Comentador e analista, Vítor Manuel ainda não perdeu a vontade de ser treinador e confessa que, mesmo à beira de fazer 71 anos, mantém a vontade de “saltar lá para dentro”. Carregado de histórias para contar, revela algumas nesta II parte, onde fala sobre o seu percurso no futebol português e as passagens por Angola e Argélia. Discreto no que diz respeito ao filho, adjunto de Sérgio Conceição, não hesita em dizer que ele está pronto para outros voos e que será melhor treinador do que o pai. Emotivo, apaixonado e expansivo na sua forma de comunicar, revela alguns episódios com Porfírio: nas suas palavras, “um génio”

Como foi treinar o SC Braga, em 1988/89?
A minha ida para Braga acontece de forma engraçada. Há um Académica-SC Braga, em que o Manuel José era o treinador do SC Braga, estamos a perder 1-0 e fico a jogar com três defesas e meto mais um médio ou um avançado. Quem assistia ao jogo era o senhor Frederico Passos, secretário técnico do SC Braga e o presidente da Assembleia Geral, Mesquita Machado. O Manuel José, esperto, como tirei o lateral-esquerdo meteu um gajo encostado ao lado direito. Espera aí que eu já te digo, o Rolão jogava como médio-ala, passei o Bandeirinha para lateral esquerdo e o Rolão para lateral direito, equilibro aquilo e ganho 2-1. Passados 15 dias, este seu amigo foi ver um jogo em Coimbra e quando saio do carro o diretor do hóquei em patins da Académica, o Rui 21, faz-me sinal que quer falar comigo. Cheguei a casa, tocou o telefone, na altura ainda só havia telefones fixos, e ele diz-me: “Ó Vítor, queres ir treinar o SC Braga? O Manuel José saiu e ligaram-me para falar contigo, para saber se estás interessado”. SC Braga? Vou já amanhã. Há 15 dias que não treinava. No dia seguinte lá fui para o Pedro dos Leitões falar com o engenheiro Alberto Silva, que era o presidente, o António Duarte, que era o chefe de departamento do futebol e o Frederico Passos.

Naquela altura não havia empresário…
Qual empresário? Nada. Eu ia a tremer, nunca tinha negociado nada com ninguém. Fui um burro dos diabos [risos]. Sentámos à mesa a comer o nosso leitãozinho e após falarmos um bocadinho perguntam: “Quanto é que você quer ganhar”; “Sei lá”; “Então quanto é que você ganhava na Académica?” e eu, burro, disse. Mais tarde vim a saber quanto é que ganhava o Manuel José [risos]. Ele já tinha estatuto, é verdade, mas se tenho aberto mais a boca... Aliás, eu não abri nada, eles é que me disseram quanto é que me pagavam.

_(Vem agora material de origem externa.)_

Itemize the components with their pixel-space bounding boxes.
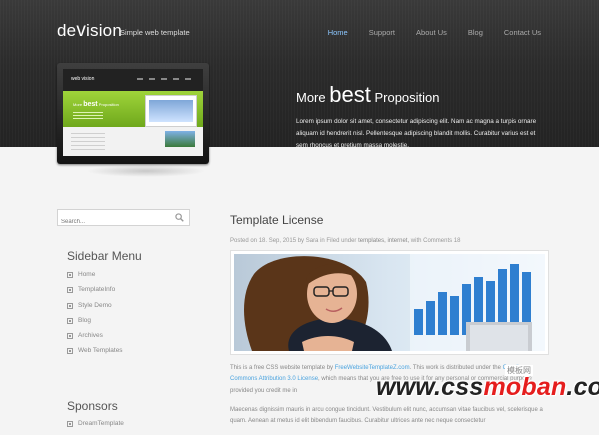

O que respondeu quando lhe disseram o valor?
Por esse dinheiro, vou já. Davam-me o dobro do que ganhava em Coimbra. Posso dizer que o Manuel José ganhava o dobro do que fui ganhar [risos]. Mas para mim já era muito. Cheguei a casa todo contente. O contrato era para terminar aquele ano e fazer mais um, pelo menos. No segundo ano, que já estava acertado, ia ganhar muito mais do que aquilo que eu ia receber naqueles quatro meses. E tinha prémio de manutenção, que era muito bom. Nesse ano safei o SC Braga, no último jogo, em Chaves, no meu segundo ano faço um 6.º lugar e, no seguinte, faço 13.º. Depois vou embora para Penafiel.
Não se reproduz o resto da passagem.